Disputas: Tor Håkon Inderberg
Master i statsvitenskap Tor Håkon Inderberg ved Institutt for statsvitenskap og FNI vil forsvare sin avhandling for graden ph.d.: Formal structure and culture: Organizational influence on adaptive capacity to climate change in quasi-public network sectors
Tid og sted for prøveforelesning
Fredag 14. desember 2012 kl. 10:15 - 11:00, Aud. 2 Eilert Sundts hus
Tittel på prøveforelesning: Discuss the fruitfulness of combining organizational theory and theories of adaptation?
- førsteopponent: Dr. Irene Lorenzoni, University of East Anglia
- andreopponent: Professor Frans Berkhout, VU University Amsterdam
Komiteens koordinator er professor Per Kristen Mydske, ISV, Universitetet i Oslo
Leder av disputas
Professor Tore Hansen
- Professor Tom Christensen,ISV, Universitetet i Oslo
Against a backdrop of gaps in the literature drawing links between CCA in developed countries and dimensions of organization theory, the thesis makes a comparative analysis of the quasi-public network services’ capacity to adapt to climate change, using the Norwegian and the Swedish electricity grid sectors as case-studies.

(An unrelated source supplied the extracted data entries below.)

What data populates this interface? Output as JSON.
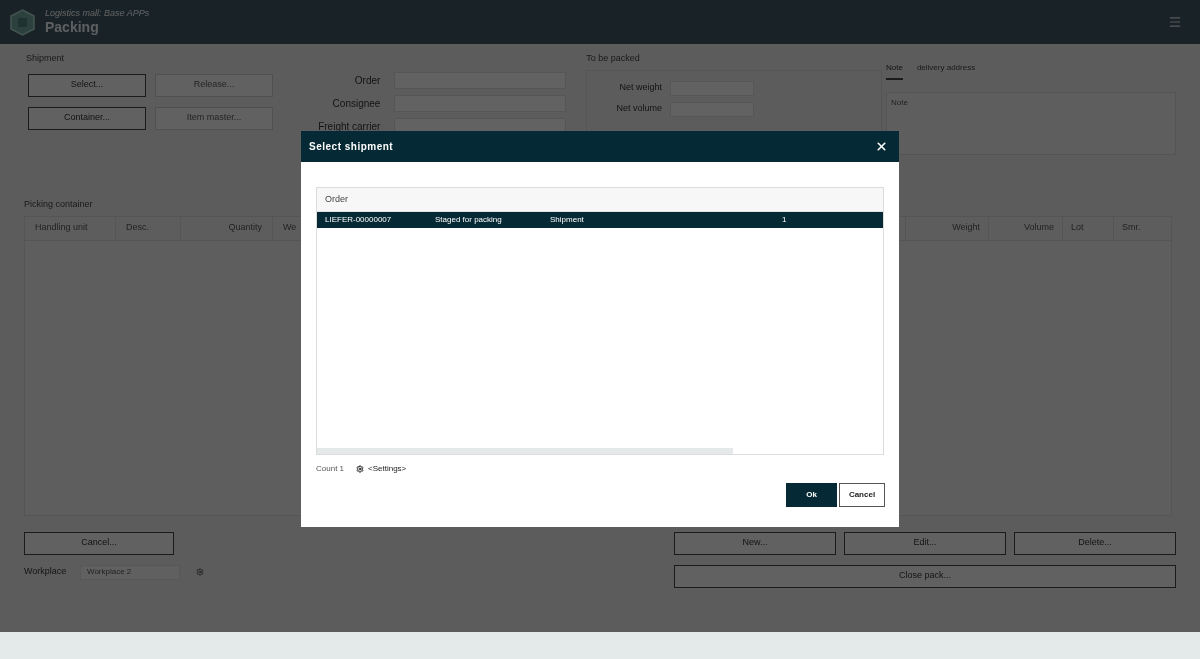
{
  "app": {
    "subtitle": "Logistics mall: Base APPs",
    "title": "Packing"
  },
  "shipment": {
    "label": "Shipment",
    "buttons": [
      {
        "label": "Select...",
        "disabled": false
      },
      {
        "label": "Release...",
        "disabled": true
      },
      {
        "label": "Container...",
        "disabled": false
      },
      {
        "label": "Item master...",
        "disabled": true
      }
    ],
    "fields": [
      {
        "label": "Order"
      },
      {
        "label": "Consignee"
      },
      {
        "label": "Freight carrier"
      }
    ]
  },
  "to_be_packed": {
    "label": "To be packed",
    "fields": [
      {
        "label": "Net weight"
      },
      {
        "label": "Net volume"
      }
    ]
  },
  "tabs": [
    {
      "label": "Note",
      "selected": true
    },
    {
      "label": "delivery address",
      "selected": false
    }
  ],
  "note": {
    "placeholder": "Note"
  },
  "picking_container": {
    "label": "Picking container",
    "columns_left": [
      "Handling unit",
      "Desc.",
      "Quantity",
      "We"
    ],
    "columns_right": [
      "Weight",
      "Volume",
      "Lot",
      "Smr."
    ]
  },
  "bottom": {
    "cancel": "Cancel...",
    "workplace_label": "Workplace",
    "workplace_value": "Workplace 2",
    "actions": [
      "New...",
      "Edit...",
      "Delete..."
    ],
    "close": "Close pack..."
  },
  "dialog": {
    "title": "Select shipment",
    "grid_header": "Order",
    "rows": [
      {
        "cells": [
          "LIEFER-00000007",
          "Staged for packing",
          "Shipment",
          "1"
        ],
        "selected": true
      }
    ],
    "count": "Count 1",
    "settings": "<Settings>",
    "buttons": [
      {
        "label": "Ok",
        "kind": "primary"
      },
      {
        "label": "Cancel",
        "kind": "secondary"
      }
    ]
  }
}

Through an anthology of articles and discussion of findings the thesis analyses how significant formal structural change and changes in organizational culture combine to influence the capacity of the sectors to adapt to climate change.

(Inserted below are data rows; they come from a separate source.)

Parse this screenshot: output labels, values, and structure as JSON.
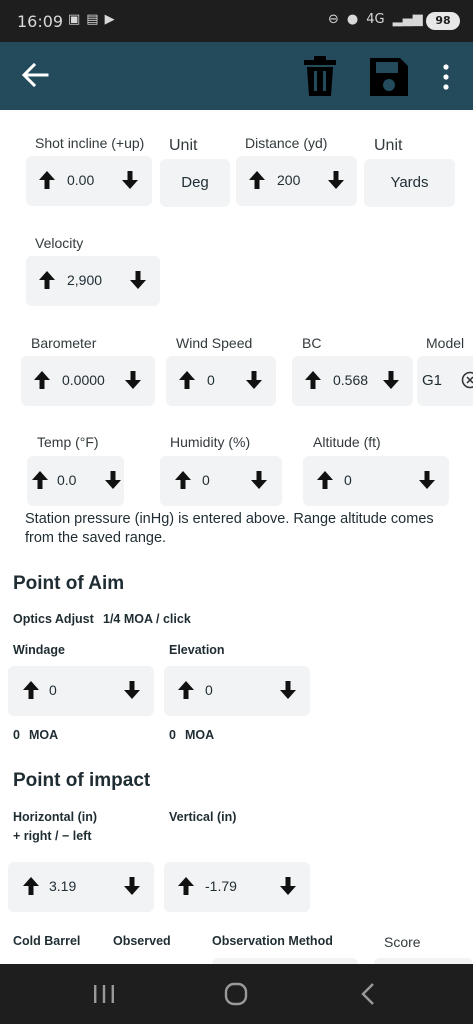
{
  "status_bar": {
    "time": "16:09",
    "network": "4G",
    "battery": "98"
  },
  "app_bar": {
    "icons": [
      "back-arrow-icon",
      "trash-icon",
      "save-icon",
      "more-vert-icon"
    ]
  },
  "shot": {
    "incline_label": "Shot incline (+up)",
    "incline_value": "0.00",
    "incline_unit_label": "Unit",
    "incline_unit_value": "Deg",
    "distance_label": "Distance (yd)",
    "distance_value": "200",
    "distance_unit_label": "Unit",
    "distance_unit_value": "Yards",
    "velocity_label": "Velocity",
    "velocity_value": "2,900"
  },
  "weather": {
    "barometer_label": "Barometer",
    "barometer_value": "0.0000",
    "wind_label": "Wind Speed",
    "wind_value": "0",
    "bc_label": "BC",
    "bc_value": "0.568",
    "model_label": "Model",
    "model_value": "G1",
    "temp_label": "Temp (°F)",
    "temp_value": "0.0",
    "humidity_label": "Humidity (%)",
    "humidity_value": "0",
    "altitude_label": "Altitude (ft)",
    "altitude_value": "0",
    "note": "Station pressure (inHg) is entered above. Range altitude comes from the saved range."
  },
  "aim": {
    "title": "Point of Aim",
    "optics_label": "Optics Adjust",
    "optics_value": "1/4 MOA / click",
    "windage_label": "Windage",
    "windage_value": "0",
    "windage_moa": "0",
    "elevation_label": "Elevation",
    "elevation_value": "0",
    "elevation_moa": "0",
    "moa_unit": "MOA"
  },
  "impact": {
    "title": "Point of impact",
    "horizontal_label": "Horizontal (in)",
    "horizontal_hint": "+ right / − left",
    "horizontal_value": "3.19",
    "vertical_label": "Vertical (in)",
    "vertical_value": "-1.79"
  },
  "bottom_row": {
    "cold_barrel_label": "Cold Barrel",
    "observed_label": "Observed",
    "method_label": "Observation Method",
    "score_label": "Score"
  },
  "colors": {
    "app_bar": "#234b5c",
    "field_bg": "#f1f3f4",
    "status_bar": "#1e1e1e"
  }
}
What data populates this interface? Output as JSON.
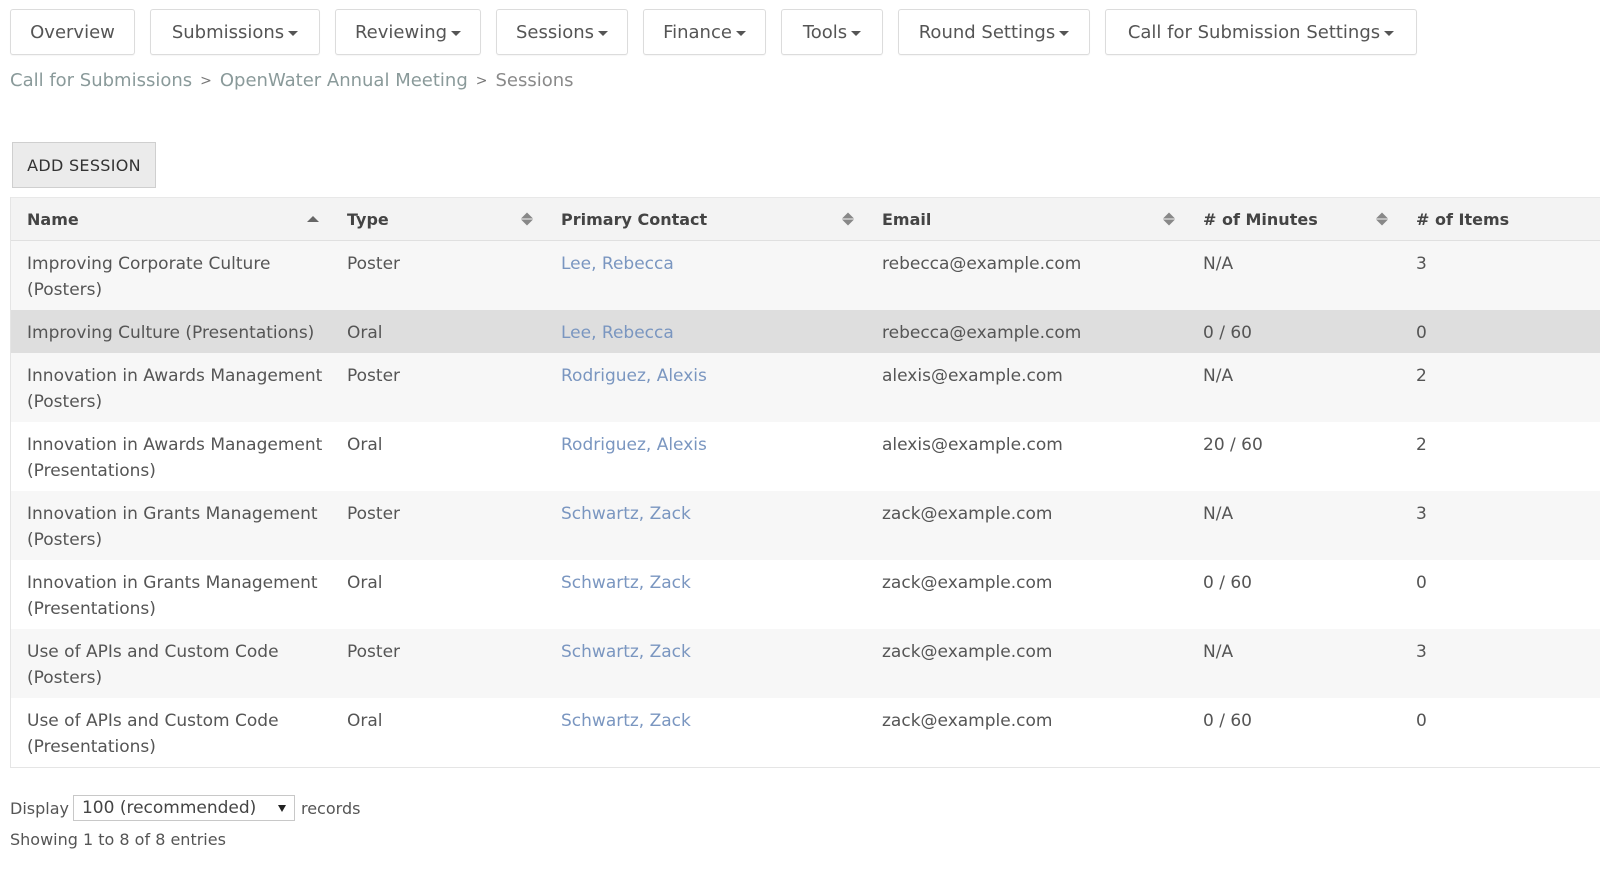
{
  "nav": [
    {
      "label": "Overview",
      "dropdown": false
    },
    {
      "label": "Submissions",
      "dropdown": true
    },
    {
      "label": "Reviewing",
      "dropdown": true
    },
    {
      "label": "Sessions",
      "dropdown": true
    },
    {
      "label": "Finance",
      "dropdown": true
    },
    {
      "label": "Tools",
      "dropdown": true
    },
    {
      "label": "Round Settings",
      "dropdown": true
    },
    {
      "label": "Call for Submission Settings",
      "dropdown": true
    }
  ],
  "breadcrumb": {
    "items": [
      "Call for Submissions",
      "OpenWater Annual Meeting"
    ],
    "separator": ">",
    "current": "Sessions"
  },
  "add_button": "ADD SESSION",
  "table": {
    "columns": [
      {
        "label": "Name",
        "sort": "asc"
      },
      {
        "label": "Type",
        "sort": "both"
      },
      {
        "label": "Primary Contact",
        "sort": "both"
      },
      {
        "label": "Email",
        "sort": "both"
      },
      {
        "label": "# of Minutes",
        "sort": "both"
      },
      {
        "label": "# of Items",
        "sort": "none"
      }
    ],
    "rows": [
      {
        "name": "Improving Corporate Culture (Posters)",
        "type": "Poster",
        "contact": "Lee, Rebecca",
        "email": "rebecca@example.com",
        "minutes": "N/A",
        "items": "3"
      },
      {
        "name": "Improving Culture (Presentations)",
        "type": "Oral",
        "contact": "Lee, Rebecca",
        "email": "rebecca@example.com",
        "minutes": "0 / 60",
        "items": "0",
        "hovered": true
      },
      {
        "name": "Innovation in Awards Management (Posters)",
        "type": "Poster",
        "contact": "Rodriguez, Alexis",
        "email": "alexis@example.com",
        "minutes": "N/A",
        "items": "2"
      },
      {
        "name": "Innovation in Awards Management (Presentations)",
        "type": "Oral",
        "contact": "Rodriguez, Alexis",
        "email": "alexis@example.com",
        "minutes": "20 / 60",
        "items": "2"
      },
      {
        "name": "Innovation in Grants Management (Posters)",
        "type": "Poster",
        "contact": "Schwartz, Zack",
        "email": "zack@example.com",
        "minutes": "N/A",
        "items": "3"
      },
      {
        "name": "Innovation in Grants Management (Presentations)",
        "type": "Oral",
        "contact": "Schwartz, Zack",
        "email": "zack@example.com",
        "minutes": "0 / 60",
        "items": "0"
      },
      {
        "name": "Use of APIs and Custom Code (Posters)",
        "type": "Poster",
        "contact": "Schwartz, Zack",
        "email": "zack@example.com",
        "minutes": "N/A",
        "items": "3"
      },
      {
        "name": "Use of APIs and Custom Code (Presentations)",
        "type": "Oral",
        "contact": "Schwartz, Zack",
        "email": "zack@example.com",
        "minutes": "0 / 60",
        "items": "0"
      }
    ]
  },
  "footer": {
    "display_label": "Display",
    "page_size": "100 (recommended)",
    "records_label": "records",
    "info": "Showing 1 to 8 of 8 entries"
  },
  "colors": {
    "link": "#7a96c0",
    "header_bg": "#f3f3f3",
    "row_hover": "#dedede"
  }
}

The first two articles take the individual cases of Norway and Sweden separately, choosing two perspectives of organizational theory (the instrumental-organizational and the institutional-cultural) and applying it to two organizational dimensions: formal structure and organizational culture, discussing the impact of each on the sector’s adaptive capacity to climate change. Formal structure is understood as the formal rules regulations, rules, and command lines that determine who can do what, while organizational culture is understood as the individual institution or sector and the dominant norms and values within this sphere. The third article compares the two sectors, and the fourth puts the findings from the cumulative sector-level processes to the empirical test on chosen electricity grid companies as cases.

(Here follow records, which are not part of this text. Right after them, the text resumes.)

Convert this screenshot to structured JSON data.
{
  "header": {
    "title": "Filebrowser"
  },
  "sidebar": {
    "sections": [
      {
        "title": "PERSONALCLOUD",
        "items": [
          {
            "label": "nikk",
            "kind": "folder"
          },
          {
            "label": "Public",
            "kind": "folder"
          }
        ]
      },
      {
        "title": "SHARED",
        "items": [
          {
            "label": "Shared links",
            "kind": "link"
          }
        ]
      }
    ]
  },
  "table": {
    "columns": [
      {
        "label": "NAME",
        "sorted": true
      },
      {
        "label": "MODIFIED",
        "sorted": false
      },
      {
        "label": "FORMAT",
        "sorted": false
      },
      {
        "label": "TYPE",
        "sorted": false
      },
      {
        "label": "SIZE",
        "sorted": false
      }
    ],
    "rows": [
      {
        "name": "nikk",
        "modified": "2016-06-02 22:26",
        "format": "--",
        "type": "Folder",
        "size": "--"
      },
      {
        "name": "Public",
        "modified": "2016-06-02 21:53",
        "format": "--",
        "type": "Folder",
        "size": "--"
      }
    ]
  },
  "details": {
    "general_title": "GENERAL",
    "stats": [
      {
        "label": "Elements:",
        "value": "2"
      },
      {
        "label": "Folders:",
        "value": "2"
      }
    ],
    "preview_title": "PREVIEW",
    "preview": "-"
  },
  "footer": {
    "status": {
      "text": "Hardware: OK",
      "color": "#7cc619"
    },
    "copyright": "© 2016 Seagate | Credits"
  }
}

Resting on analysis of key informant interviews and official reports and policies the thesis finds that formal structure and organizational culture both yield large influence on adaptive capacity. It also identifies certain dynamics between the two organizational dimensions with theoretical implications. In particular the thesis nuances earlier findings that factors determining adaptive capacity are not substitutable, implying that these are necessary factors for adaptation. The thesis shows mutual influence between formal structure and organizational culture, and by both on adaptive capacity. This implies that positive influence to adaptive capacity from one dimension can to some extent compensate for a negative influence by the other. It also means that regulatory frameworks, when designed, should account not only for expected company behavior decided by formal incentives structure, but also for the prevailing organizational culture present in the sector. Organizational culture has implications for adaptive capacity to climate change and should be monitored.